When that’s merged together with the experience and resources that millennial homebuyers expect, a foundation for trust and strong working relationships has been built.
Put Yourself In Millennials’ Shoes
Every loan officer who’s trying to build trust with millennial homebuyers should first put themselves in millennials’ shoes.
Marketing your mortgage brand isn’t going to be the same for millennials’ as it was for their parents. This generation has a poignant sense of financial success and failure, given their high school and college years were spent during the economic downturn.
And speaking of college, there is also this Mount Everest-sized amount of student loan debt, an astounding $1.2 trillion nationwide, that millennials are struggling to summit.
Understandably, it’s hard to imagine taking on a mortgage payment with a $250-and-up student loan payment, a car payment and insurance, health insurance (unless they’re still on their parents’), and looking to explore the world, which is what millennials would rather spend their money on.
What Can You Do?
So, now it’s time to confront the issue at large, how does a 21st century mortgage company appeal to a millennial homebuyer whose plate is already full?
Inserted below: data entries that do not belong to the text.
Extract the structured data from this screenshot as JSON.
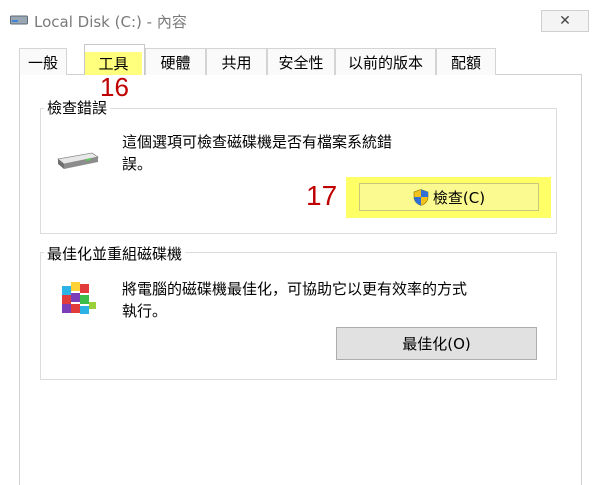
{
  "window": {
    "title": "Local Disk (C:) - 內容",
    "close_glyph": "✕"
  },
  "tabs": [
    {
      "label": "一般"
    },
    {
      "label": "工具"
    },
    {
      "label": "硬體"
    },
    {
      "label": "共用"
    },
    {
      "label": "安全性"
    },
    {
      "label": "以前的版本"
    },
    {
      "label": "配額"
    }
  ],
  "active_tab": "工具",
  "annotations": {
    "tab_step": "16",
    "button_step": "17"
  },
  "error_checking": {
    "title": "檢查錯誤",
    "desc_line1": "這個選項可檢查磁碟機是否有檔案系統錯",
    "desc_line2": "誤。",
    "button_label": "檢查(C)",
    "icon": "drive-icon"
  },
  "optimize": {
    "title": "最佳化並重組磁碟機",
    "desc_line1": "將電腦的磁碟機最佳化，可協助它以更有效率的方式",
    "desc_line2": "執行。",
    "button_label": "最佳化(O)",
    "icon": "defrag-icon"
  },
  "colors": {
    "highlight": "#ffff66",
    "annotation": "#c00000"
  }
}
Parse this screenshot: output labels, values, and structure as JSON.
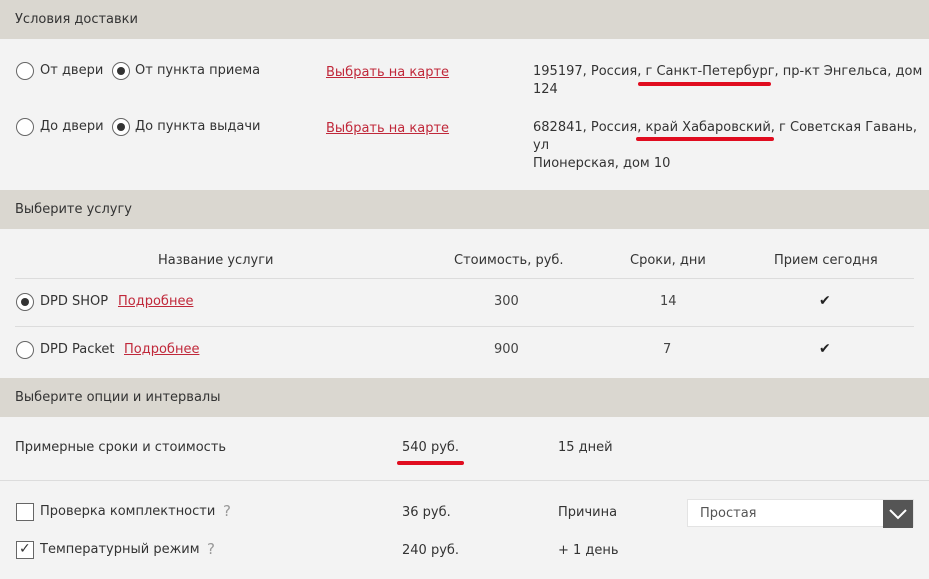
{
  "delivery": {
    "header": "Условия доставки",
    "from_door": "От двери",
    "from_point": "От пункта приема",
    "to_door": "До двери",
    "to_point": "До пункта выдачи",
    "map_link_1": "Выбрать на карте",
    "map_link_2": "Выбрать на карте",
    "addr1_line1": "195197, Россия, г Санкт-Петербург, пр-кт Энгельса, дом",
    "addr1_line2": "124",
    "addr2_line1": "682841, Россия, край Хабаровский, г Советская Гавань, ул",
    "addr2_line2": "Пионерская, дом 10"
  },
  "service": {
    "header": "Выберите услугу",
    "columns": [
      "Название услуги",
      "Стоимость, руб.",
      "Сроки, дни",
      "Прием сегодня"
    ],
    "rows": [
      {
        "name": "DPD SHOP",
        "more": "Подробнее",
        "cost": "300",
        "days": "14",
        "today": "✔"
      },
      {
        "name": "DPD Packet",
        "more": "Подробнее",
        "cost": "900",
        "days": "7",
        "today": "✔"
      }
    ]
  },
  "options": {
    "header": "Выберите опции и интервалы",
    "estimate_label": "Примерные сроки и стоимость",
    "estimate_cost": "540 руб.",
    "estimate_days": "15 дней",
    "opt1_label": "Проверка комплектности",
    "opt1_price": "36 руб.",
    "opt1_reason_label": "Причина",
    "opt1_select_value": "Простая",
    "opt2_label": "Температурный режим",
    "opt2_price": "240 руб.",
    "opt2_extra": "+ 1 день",
    "question_mark": "?",
    "checkmark": "✓"
  },
  "colors": {
    "header_bg": "#dad7d0",
    "link": "#c0283a",
    "highlight": "#e00c1f"
  }
}
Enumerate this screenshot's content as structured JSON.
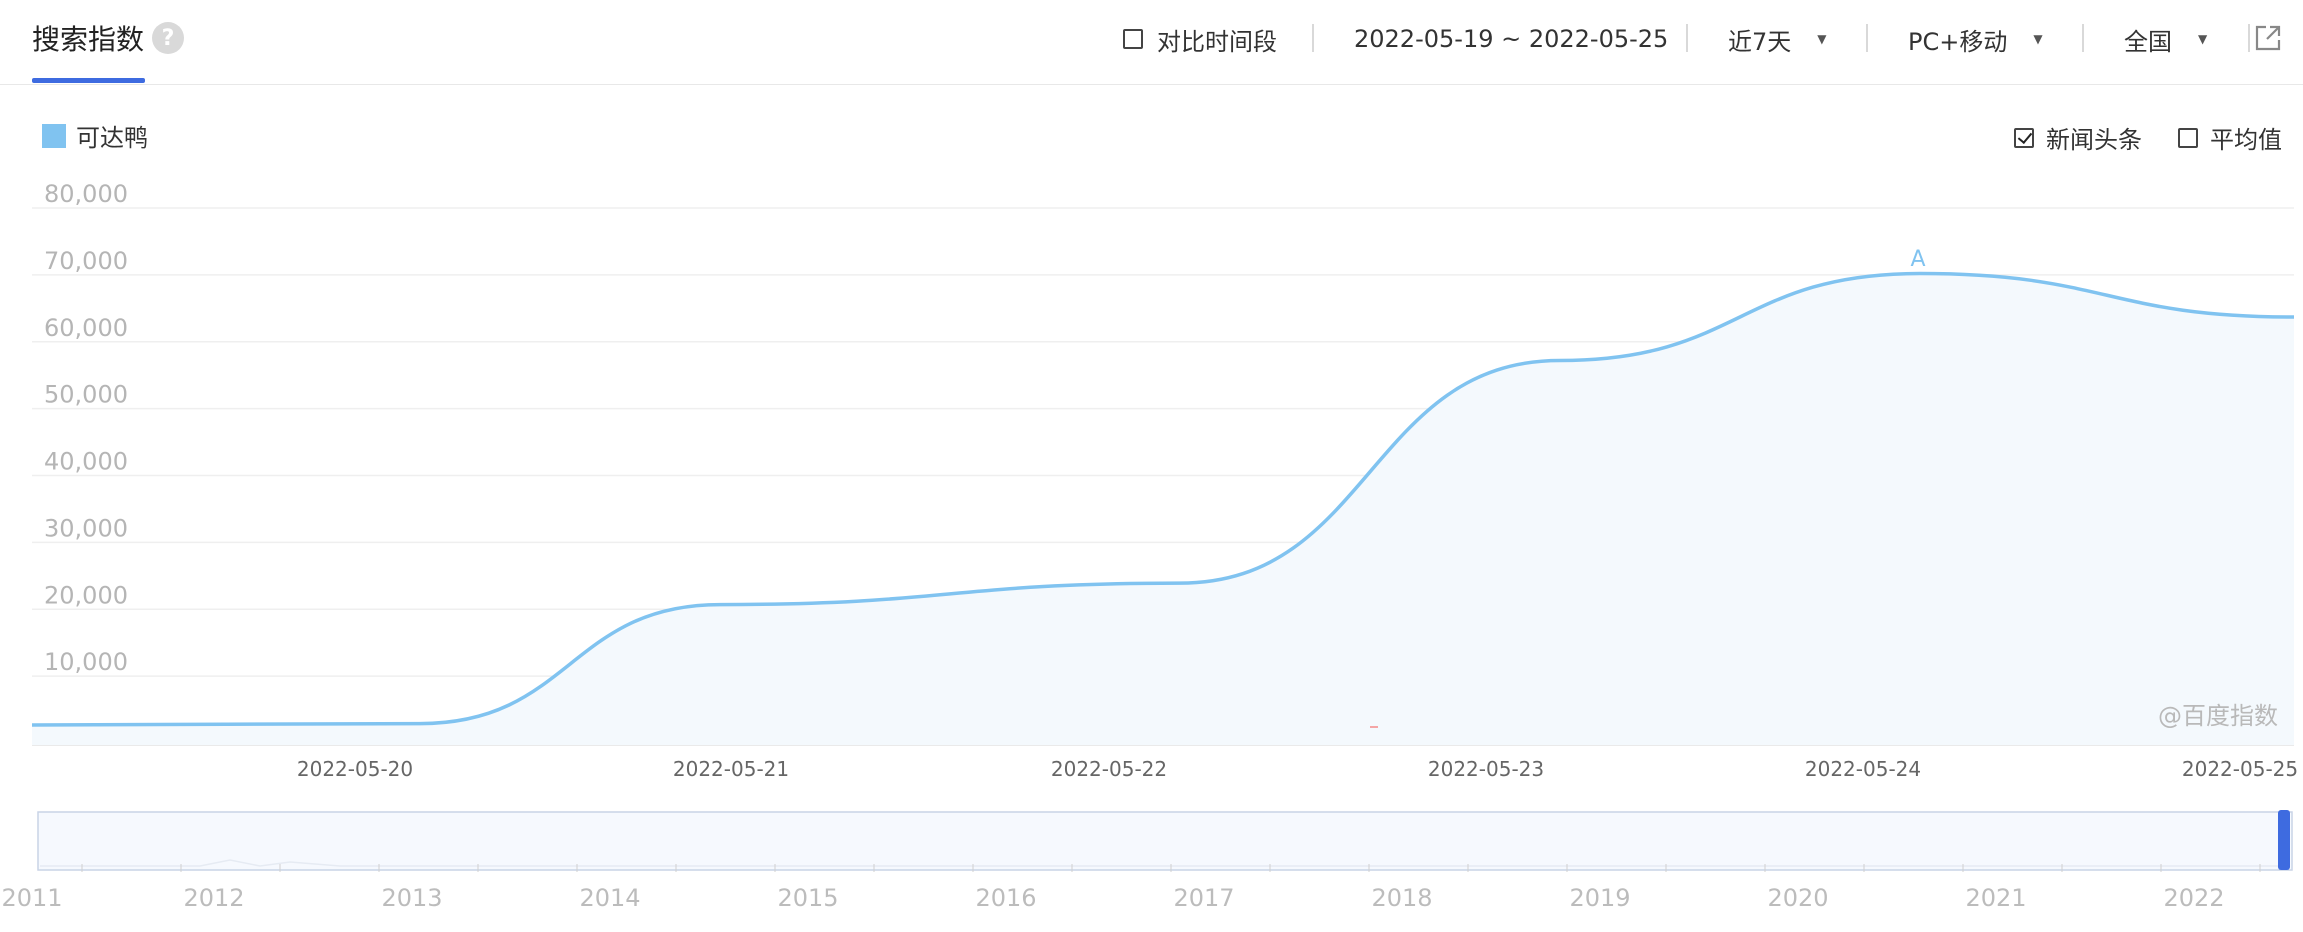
{
  "header": {
    "title": "搜索指数",
    "help_icon": "?",
    "compare_label": "对比时间段",
    "date_range": "2022-05-19 ~ 2022-05-25",
    "period": "近7天",
    "device": "PC+移动",
    "region": "全国",
    "export_icon": "export-icon"
  },
  "legend": {
    "series_name": "可达鸭",
    "color": "#80c3f0"
  },
  "options": {
    "news_label": "新闻头条",
    "news_checked": true,
    "avg_label": "平均值",
    "avg_checked": false
  },
  "watermark": "@百度指数",
  "annotation": "A",
  "chart_data": {
    "type": "area",
    "series": [
      {
        "name": "可达鸭",
        "color": "#80c3f0",
        "x": [
          "2022-05-19",
          "2022-05-20",
          "2022-05-21",
          "2022-05-22",
          "2022-05-23",
          "2022-05-24",
          "2022-05-25"
        ],
        "values": [
          3000,
          3200,
          21000,
          24500,
          57500,
          70500,
          64000
        ]
      }
    ],
    "y_ticks": [
      "10,000",
      "20,000",
      "30,000",
      "40,000",
      "50,000",
      "60,000",
      "70,000",
      "80,000"
    ],
    "x_ticks": [
      "2022-05-20",
      "2022-05-21",
      "2022-05-22",
      "2022-05-23",
      "2022-05-24",
      "2022-05-25"
    ],
    "ylim": [
      0,
      80000
    ],
    "grid": true,
    "annotation": {
      "label": "A",
      "x": "2022-05-24"
    }
  },
  "timeline": {
    "years": [
      "2011",
      "2012",
      "2013",
      "2014",
      "2015",
      "2016",
      "2017",
      "2018",
      "2019",
      "2020",
      "2021",
      "2022"
    ]
  }
}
What is working in loan officers’ favor is that millennials want to buy houses. It’s just they’re often waiting longer to do so, and part of that wait is finding the right professionals to work with.
Millennials look for professionals they can trust above all else, including traits like reputation and neighborhood insight.
But earning that trust can take a concerted effort. That effort focuses on clear communication, understanding how millennials consume information, and ultimately utilizing the power of feedback and reviews to gain and retain millennials trust.